Geological Rhythms as a Facilitating Factor

In a review featuring a focus on oscillator interactions, Lydic (1989) stated: “The ubiquity of biological rhythms suggests that the continuous influence of abiotic, environmental cycles contributed to their evolutionary selection and development (Daan 1981). Solar, lunar, tidal, and even stellar cycles can strongly influence species-specific biological rhythms such as feeding, migratory, and reproductive cycles. Such environmental influence is referred to as entrainment and can alter the period, amplitude, or phase characteristics of a biological rhythm. Although rhythmic physiology and behavior can be entrained, biological rhythms are endogenously generated and not merely a passive product of environmental cycles (Aschoff 1981; Moore-Ede et al. 1984).”

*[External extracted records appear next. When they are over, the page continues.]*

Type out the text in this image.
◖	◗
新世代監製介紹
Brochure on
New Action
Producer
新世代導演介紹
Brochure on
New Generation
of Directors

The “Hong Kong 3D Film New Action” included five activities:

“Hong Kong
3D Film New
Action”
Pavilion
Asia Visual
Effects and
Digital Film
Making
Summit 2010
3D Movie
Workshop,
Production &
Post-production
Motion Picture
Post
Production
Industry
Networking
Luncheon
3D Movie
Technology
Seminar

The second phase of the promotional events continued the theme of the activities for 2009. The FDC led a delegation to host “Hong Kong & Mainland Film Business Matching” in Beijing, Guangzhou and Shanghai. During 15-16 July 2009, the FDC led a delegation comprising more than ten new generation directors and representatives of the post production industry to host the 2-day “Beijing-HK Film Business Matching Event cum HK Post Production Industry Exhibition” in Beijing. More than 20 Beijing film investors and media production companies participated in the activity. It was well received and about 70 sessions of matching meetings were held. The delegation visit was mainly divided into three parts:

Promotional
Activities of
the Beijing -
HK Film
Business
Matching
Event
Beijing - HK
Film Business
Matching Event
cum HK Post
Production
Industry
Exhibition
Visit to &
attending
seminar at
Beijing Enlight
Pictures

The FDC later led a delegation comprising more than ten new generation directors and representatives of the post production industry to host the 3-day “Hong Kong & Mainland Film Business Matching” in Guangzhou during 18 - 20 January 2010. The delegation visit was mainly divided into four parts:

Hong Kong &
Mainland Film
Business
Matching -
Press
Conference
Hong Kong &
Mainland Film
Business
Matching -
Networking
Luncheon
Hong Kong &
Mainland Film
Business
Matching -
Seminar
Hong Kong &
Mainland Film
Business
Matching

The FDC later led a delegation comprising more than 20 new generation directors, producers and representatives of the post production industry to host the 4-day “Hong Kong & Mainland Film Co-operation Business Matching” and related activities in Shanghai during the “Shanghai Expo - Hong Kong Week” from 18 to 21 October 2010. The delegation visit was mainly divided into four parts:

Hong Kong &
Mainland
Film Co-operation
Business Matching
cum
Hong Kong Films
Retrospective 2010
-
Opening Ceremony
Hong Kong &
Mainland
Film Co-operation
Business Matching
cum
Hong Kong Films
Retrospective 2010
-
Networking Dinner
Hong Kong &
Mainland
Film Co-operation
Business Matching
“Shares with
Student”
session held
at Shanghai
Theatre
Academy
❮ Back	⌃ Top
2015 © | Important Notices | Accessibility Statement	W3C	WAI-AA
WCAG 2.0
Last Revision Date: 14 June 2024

It is suggested here that primordial rhythms of geological origins facilitated the organization of molecular species within a progenote vesicle. Considering those geological rhythms that correlate with biological rhythms (Glonek and Nelson 2017), rhythms within the frequency range of (0.01 to 1000) Hz are believed to be the most promising candidates for such a facilitating factor, particularly the rhythm at 0.1 Hz, which is ubiquitous in Nature (Glonek and Nelson 2017).